The Nuclear Option: When Evidence No Longer Matters

nuclear-option

These are lonely times. The whole world, it seems, is talking past each other, not listening. Whatever vestiges of civility were left after the 2016 election has vanished.

People are openly judged as trash and liars — entirely based on their gender.

Which is kind of strange, considering that gender is supposed to be so fluid these days. Perhaps the world would calm down if we just all went the way of Bruce Jenner.

Though, technically speaking, as a species I don’t think the experiment would last for very long. Or maybe that’s the point.

If all men would just become women, humans would presumably no longer be able to procreate. (Ladies, you have not quite rendered us useless yet!) And then humans would die off like the greedy dinosaurs we are and the planet would be left to the peaceful, righteous and just animals.

TRIGGER WARNING: If this is what you think you want, do NOT watch footage of wild animals on the Serengeti. It is savage justice where might makes right. It is more appalling than Harvey Weinstein’s casting couch or former President Bill Clinton’s intern program.

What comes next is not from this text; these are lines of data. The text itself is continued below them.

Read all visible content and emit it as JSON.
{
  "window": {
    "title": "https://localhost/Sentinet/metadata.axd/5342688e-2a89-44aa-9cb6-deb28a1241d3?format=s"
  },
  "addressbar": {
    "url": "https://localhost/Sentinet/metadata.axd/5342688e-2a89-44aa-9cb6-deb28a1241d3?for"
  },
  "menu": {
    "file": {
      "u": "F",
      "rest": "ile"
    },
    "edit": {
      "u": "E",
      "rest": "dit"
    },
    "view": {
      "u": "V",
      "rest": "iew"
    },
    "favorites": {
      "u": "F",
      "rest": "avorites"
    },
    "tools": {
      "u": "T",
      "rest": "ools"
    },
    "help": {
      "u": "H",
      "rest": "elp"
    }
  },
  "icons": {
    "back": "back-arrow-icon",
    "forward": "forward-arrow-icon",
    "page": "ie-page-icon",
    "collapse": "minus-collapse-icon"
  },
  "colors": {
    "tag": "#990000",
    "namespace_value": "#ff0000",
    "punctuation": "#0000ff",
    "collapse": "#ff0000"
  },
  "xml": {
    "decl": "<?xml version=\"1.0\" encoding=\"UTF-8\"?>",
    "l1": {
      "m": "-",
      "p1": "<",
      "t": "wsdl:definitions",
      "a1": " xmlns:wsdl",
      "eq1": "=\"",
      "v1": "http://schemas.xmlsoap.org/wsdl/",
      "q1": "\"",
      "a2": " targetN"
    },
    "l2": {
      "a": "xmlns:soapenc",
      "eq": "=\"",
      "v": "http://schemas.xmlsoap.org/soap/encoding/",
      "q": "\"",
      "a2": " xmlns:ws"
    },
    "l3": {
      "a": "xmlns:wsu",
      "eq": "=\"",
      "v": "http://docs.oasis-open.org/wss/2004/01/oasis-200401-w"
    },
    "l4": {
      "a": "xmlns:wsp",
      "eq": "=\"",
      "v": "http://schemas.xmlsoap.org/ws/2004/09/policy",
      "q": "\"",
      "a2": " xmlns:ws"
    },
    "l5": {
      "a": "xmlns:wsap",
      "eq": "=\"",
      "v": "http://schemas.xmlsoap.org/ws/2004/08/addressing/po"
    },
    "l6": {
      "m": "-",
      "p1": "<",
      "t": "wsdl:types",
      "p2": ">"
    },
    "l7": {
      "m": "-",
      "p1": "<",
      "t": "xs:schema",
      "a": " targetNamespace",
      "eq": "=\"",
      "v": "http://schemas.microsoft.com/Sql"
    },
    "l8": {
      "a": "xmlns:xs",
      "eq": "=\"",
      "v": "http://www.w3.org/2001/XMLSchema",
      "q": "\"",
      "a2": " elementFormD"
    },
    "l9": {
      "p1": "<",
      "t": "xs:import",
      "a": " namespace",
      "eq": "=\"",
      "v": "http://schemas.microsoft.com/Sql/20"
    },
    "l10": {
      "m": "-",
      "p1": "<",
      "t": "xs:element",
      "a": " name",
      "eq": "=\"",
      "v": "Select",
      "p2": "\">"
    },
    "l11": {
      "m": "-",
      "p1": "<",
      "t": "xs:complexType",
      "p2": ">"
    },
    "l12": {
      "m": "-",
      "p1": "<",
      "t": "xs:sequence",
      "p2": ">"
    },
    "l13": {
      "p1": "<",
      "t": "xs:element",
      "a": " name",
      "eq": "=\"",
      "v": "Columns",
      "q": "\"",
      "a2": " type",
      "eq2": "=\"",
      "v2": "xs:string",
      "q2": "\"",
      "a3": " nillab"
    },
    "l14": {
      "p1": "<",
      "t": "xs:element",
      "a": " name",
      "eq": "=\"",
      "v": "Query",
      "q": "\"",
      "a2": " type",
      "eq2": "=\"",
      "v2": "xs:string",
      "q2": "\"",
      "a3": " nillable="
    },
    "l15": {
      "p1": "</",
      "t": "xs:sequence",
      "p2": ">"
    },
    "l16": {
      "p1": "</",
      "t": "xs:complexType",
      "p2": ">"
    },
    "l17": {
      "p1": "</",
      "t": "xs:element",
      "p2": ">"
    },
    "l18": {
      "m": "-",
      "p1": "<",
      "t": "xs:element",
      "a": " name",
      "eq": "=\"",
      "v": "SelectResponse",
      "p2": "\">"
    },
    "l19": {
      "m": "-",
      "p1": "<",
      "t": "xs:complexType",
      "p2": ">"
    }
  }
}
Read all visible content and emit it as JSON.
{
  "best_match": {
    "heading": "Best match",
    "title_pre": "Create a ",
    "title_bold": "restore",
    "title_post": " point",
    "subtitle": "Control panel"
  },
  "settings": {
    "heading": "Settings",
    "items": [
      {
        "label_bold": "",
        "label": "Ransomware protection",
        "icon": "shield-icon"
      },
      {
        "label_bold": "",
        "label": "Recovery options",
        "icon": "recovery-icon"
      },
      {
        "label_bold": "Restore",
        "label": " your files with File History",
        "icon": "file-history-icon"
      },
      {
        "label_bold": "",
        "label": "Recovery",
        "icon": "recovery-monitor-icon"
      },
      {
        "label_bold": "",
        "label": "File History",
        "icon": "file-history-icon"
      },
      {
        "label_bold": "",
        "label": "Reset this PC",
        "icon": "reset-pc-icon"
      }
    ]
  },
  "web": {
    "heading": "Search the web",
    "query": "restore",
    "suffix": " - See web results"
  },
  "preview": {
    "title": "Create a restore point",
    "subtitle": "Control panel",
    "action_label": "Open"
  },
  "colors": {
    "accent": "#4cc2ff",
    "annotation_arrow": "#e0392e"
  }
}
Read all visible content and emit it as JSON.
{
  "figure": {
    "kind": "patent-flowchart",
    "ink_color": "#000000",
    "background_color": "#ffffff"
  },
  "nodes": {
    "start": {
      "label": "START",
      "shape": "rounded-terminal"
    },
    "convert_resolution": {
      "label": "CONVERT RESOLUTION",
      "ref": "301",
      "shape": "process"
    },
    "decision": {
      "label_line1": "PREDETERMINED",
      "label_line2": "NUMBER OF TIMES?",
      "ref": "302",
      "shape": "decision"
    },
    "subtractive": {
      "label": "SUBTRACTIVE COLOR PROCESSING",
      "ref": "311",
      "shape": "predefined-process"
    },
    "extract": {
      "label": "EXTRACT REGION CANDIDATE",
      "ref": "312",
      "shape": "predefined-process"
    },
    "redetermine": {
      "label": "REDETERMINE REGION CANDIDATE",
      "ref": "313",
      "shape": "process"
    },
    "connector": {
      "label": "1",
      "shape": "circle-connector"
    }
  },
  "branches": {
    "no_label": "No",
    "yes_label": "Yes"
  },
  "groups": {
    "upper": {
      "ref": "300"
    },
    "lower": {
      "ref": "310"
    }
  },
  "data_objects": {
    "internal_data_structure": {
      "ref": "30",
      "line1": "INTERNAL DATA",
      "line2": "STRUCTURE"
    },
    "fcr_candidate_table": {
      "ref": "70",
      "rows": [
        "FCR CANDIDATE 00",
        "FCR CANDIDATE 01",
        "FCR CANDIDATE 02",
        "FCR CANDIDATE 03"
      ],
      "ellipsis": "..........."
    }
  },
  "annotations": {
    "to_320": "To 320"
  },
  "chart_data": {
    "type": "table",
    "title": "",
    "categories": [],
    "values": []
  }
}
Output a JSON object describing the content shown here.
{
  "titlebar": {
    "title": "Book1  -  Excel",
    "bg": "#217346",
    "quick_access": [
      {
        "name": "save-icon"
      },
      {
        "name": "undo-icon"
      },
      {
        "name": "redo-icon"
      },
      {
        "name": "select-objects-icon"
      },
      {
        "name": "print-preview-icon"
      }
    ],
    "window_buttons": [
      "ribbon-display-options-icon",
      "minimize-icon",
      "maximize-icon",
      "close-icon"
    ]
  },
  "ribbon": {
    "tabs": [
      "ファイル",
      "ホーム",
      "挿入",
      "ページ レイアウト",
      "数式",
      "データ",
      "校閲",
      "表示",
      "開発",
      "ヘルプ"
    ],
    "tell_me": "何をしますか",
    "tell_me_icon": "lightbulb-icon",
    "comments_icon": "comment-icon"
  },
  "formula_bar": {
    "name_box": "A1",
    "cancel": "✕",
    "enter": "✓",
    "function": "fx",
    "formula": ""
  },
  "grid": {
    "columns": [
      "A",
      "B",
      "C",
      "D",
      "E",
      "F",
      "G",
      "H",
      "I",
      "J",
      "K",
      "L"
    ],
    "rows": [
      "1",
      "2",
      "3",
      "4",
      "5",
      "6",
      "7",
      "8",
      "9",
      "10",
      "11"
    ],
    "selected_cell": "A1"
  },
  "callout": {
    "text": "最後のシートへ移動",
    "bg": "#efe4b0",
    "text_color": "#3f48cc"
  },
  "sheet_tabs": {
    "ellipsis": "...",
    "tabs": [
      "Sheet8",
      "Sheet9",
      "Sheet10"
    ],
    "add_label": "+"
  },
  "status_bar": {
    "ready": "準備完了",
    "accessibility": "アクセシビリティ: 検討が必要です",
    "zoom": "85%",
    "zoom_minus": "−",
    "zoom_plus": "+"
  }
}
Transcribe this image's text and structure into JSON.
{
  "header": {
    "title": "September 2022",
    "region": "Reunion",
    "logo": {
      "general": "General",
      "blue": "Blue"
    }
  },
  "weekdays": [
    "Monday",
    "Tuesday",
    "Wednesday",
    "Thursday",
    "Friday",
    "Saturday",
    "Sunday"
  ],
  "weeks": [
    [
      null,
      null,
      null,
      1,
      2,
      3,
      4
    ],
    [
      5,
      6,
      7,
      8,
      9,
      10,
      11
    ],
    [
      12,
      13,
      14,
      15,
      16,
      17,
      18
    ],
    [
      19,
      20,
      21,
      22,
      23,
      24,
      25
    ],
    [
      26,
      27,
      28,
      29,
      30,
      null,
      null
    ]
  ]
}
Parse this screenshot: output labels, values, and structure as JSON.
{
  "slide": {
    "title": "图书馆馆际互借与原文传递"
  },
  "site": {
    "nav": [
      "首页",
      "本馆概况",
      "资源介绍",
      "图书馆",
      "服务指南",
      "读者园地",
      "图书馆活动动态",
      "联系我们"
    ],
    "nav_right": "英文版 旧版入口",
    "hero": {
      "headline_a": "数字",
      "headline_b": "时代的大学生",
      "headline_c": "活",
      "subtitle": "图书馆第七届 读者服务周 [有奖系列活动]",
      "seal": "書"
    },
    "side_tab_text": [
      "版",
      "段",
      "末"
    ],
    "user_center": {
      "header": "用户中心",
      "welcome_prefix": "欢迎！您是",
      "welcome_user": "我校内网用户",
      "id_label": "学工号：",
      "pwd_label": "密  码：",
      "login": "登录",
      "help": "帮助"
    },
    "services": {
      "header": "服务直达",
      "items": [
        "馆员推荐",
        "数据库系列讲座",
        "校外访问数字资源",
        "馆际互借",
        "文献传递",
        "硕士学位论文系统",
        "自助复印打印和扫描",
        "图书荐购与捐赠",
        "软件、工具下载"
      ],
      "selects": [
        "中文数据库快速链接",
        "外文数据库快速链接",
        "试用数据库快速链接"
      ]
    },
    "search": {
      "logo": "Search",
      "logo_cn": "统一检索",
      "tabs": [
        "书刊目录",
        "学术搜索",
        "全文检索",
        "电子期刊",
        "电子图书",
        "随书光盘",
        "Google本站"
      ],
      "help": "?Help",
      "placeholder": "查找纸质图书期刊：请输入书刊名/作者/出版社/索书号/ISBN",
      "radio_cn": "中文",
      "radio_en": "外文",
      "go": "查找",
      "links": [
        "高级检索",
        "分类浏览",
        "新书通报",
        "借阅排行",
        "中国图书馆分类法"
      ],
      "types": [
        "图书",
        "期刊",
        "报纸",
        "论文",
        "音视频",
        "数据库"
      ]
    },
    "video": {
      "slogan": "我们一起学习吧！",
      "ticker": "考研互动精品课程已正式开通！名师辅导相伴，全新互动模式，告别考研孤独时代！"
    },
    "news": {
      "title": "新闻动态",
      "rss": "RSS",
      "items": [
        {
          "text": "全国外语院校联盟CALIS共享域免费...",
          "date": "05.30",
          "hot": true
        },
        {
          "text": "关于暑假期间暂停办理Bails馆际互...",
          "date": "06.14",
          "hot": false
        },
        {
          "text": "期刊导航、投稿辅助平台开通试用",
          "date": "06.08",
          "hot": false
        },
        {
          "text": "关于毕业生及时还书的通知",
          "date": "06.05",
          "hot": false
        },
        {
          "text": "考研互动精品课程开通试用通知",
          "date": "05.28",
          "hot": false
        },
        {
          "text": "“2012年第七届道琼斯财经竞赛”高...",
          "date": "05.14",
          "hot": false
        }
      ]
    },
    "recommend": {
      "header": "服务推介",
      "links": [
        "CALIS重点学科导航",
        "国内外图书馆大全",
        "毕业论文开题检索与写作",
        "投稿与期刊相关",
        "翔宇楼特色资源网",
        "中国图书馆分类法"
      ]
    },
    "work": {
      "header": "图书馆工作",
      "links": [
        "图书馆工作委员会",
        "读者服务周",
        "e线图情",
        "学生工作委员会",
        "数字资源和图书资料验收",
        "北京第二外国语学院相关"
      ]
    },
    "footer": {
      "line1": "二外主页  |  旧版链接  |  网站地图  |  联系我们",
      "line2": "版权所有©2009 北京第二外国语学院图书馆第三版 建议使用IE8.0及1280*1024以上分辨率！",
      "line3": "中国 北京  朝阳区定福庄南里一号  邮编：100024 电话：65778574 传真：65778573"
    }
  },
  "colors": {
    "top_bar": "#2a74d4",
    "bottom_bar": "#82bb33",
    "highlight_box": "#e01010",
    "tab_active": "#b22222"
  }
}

It’s even worse than a toga keg party at Yale Law.

We are so broken today that everybody says last week’s Senate Judiciary Committee hearing featuring Judge Brett M. Kavanaugh and his accuser did not change a single mind. That is not true.

My mind was entirely changed by the gut-wrenching testimony of Dr. Christine Blasey Ford.

Going in, I thought she was a lying opportunist who popped up on the scene at the very last minute to derail Judge Kavanaugh’s nomination to the Supreme Court. By her own admission, the first time she ever uttered the man’s name to someone else was when she thought he might get nominated to the Supreme Court.

When she spoke, however, I could not help but find her believable — if a bit daffy.

Then Judge Kavanaugh spoke. He was every bit as convincing. Understandably, he was furious over the injustice of being accused of something he knows he did not do. (Despite the babbling of Democrats on the committee, rage against injustice is a GOOD quality in a judge, not a bad quality.)

So, what do you do when you have two believable witnesses describing starkly different versions of events from nearly 40 years ago? You look at all the other evidence.

From the outset, Judge Kavanaugh is at a disadvantage since he has to prove a negative. Even worse, the accusation against him doesn’t even come with a date or a location.

Still, Judge Kavanaugh comes off as a better witness because Dr. Ford’s testimony — as earnest as it seemed — is riddled with holes and saddled with inconsistencies. Even worse, Dr. Ford’s story has altered over time.

Who was there? Where? How many people? Was the guy she was “going out with” at the time there or not?

And then there are the tricks of memory. Surely, traumatic incidents burn more deeply. But this is a person who could not even answer who is paying her legal bills.

And we are expected to trust her precise memory from 36 years ago and use that memory to utterly destroy a man who has spent his entire adult life building an impressive career and impeccable reputation?

At the very, very, very least, we should summon the spirit of the late Senate Judiciary Committee Chairman Arlen Specter, who famously invoked Scottish Law to find impeachment charges against ex-President Bill Clinton “not proven.”

Only this time, the verdict would actually fit.